Pour les communes de moins de 1 000 habitants, les candidats peuvent être élus dès le premier tour lorsqu'ils obtiennent la majorité absolue et si au moins un quart des inscrits a voté. En cas de second tour, les candidats peuvent être élus avec une simple majorité relative. Les électeurs peuvent choisir de voter pour des candidats de listes différentes (système du panachage), les suffrages étant comptabilisés individuellement.

Pour les communes de plus de 1 000 habitants, les candidats peuvent également être élus dès le premier tour en cas de majorité absolue. Si aucun candidat ne parvient à l'obtenir, un second tour est organisé. Il n'est pas possible de modifier l'ordre de présentation des listes au moment du vote. Si une liste a obtenu au moins 10% des suffrages exprimés, elle peut se maintenir au second tour. Les candidats d'une liste qui obtient au moins 5% sans pouvoir se maintenir peuvent rejoindre une autre liste.

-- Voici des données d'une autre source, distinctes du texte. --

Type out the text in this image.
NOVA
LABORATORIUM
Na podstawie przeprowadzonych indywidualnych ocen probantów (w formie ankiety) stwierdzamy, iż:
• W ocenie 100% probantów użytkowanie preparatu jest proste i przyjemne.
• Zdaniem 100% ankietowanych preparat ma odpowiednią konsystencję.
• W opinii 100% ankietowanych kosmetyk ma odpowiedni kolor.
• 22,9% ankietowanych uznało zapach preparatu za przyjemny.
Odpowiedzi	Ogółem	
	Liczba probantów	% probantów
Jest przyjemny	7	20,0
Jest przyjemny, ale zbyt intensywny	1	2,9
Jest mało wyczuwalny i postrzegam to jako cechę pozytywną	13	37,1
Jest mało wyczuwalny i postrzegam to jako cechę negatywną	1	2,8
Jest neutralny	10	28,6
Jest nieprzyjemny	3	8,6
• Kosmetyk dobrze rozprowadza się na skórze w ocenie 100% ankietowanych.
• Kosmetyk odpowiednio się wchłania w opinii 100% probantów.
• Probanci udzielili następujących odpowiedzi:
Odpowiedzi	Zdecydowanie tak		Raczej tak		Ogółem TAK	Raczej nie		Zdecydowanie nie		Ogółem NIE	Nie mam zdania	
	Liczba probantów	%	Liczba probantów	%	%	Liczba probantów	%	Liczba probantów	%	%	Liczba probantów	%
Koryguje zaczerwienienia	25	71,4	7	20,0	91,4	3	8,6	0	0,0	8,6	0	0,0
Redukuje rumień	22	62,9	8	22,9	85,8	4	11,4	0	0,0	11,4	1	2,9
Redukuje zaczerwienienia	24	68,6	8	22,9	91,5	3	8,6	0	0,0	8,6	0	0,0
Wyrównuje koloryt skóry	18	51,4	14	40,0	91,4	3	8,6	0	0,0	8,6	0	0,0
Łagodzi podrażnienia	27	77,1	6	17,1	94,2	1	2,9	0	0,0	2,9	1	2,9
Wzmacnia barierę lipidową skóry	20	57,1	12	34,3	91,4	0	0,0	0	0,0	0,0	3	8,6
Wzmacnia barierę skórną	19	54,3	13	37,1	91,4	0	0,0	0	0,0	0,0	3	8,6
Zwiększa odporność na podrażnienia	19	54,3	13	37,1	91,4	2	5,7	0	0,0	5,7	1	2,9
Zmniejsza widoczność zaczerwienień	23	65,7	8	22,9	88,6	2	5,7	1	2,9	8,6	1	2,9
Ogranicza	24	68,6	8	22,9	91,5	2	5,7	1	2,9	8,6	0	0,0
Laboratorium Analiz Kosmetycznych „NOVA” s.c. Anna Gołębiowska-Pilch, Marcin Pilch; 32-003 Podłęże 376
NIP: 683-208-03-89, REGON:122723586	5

Le scrutin intègre une dose de proportionnelle : la moitié des sièges est ainsi attribuée à la liste ayant réuni le plus de voix, les sièges restants sont proportionnellement répartis entre les listes ayant obtenu au moins 5% des voix. Les électeurs des communes de plus de 1 000 habitants éliront aux mêmes dates leurs conseillers communautaires (qui siègent aux communautés de communes).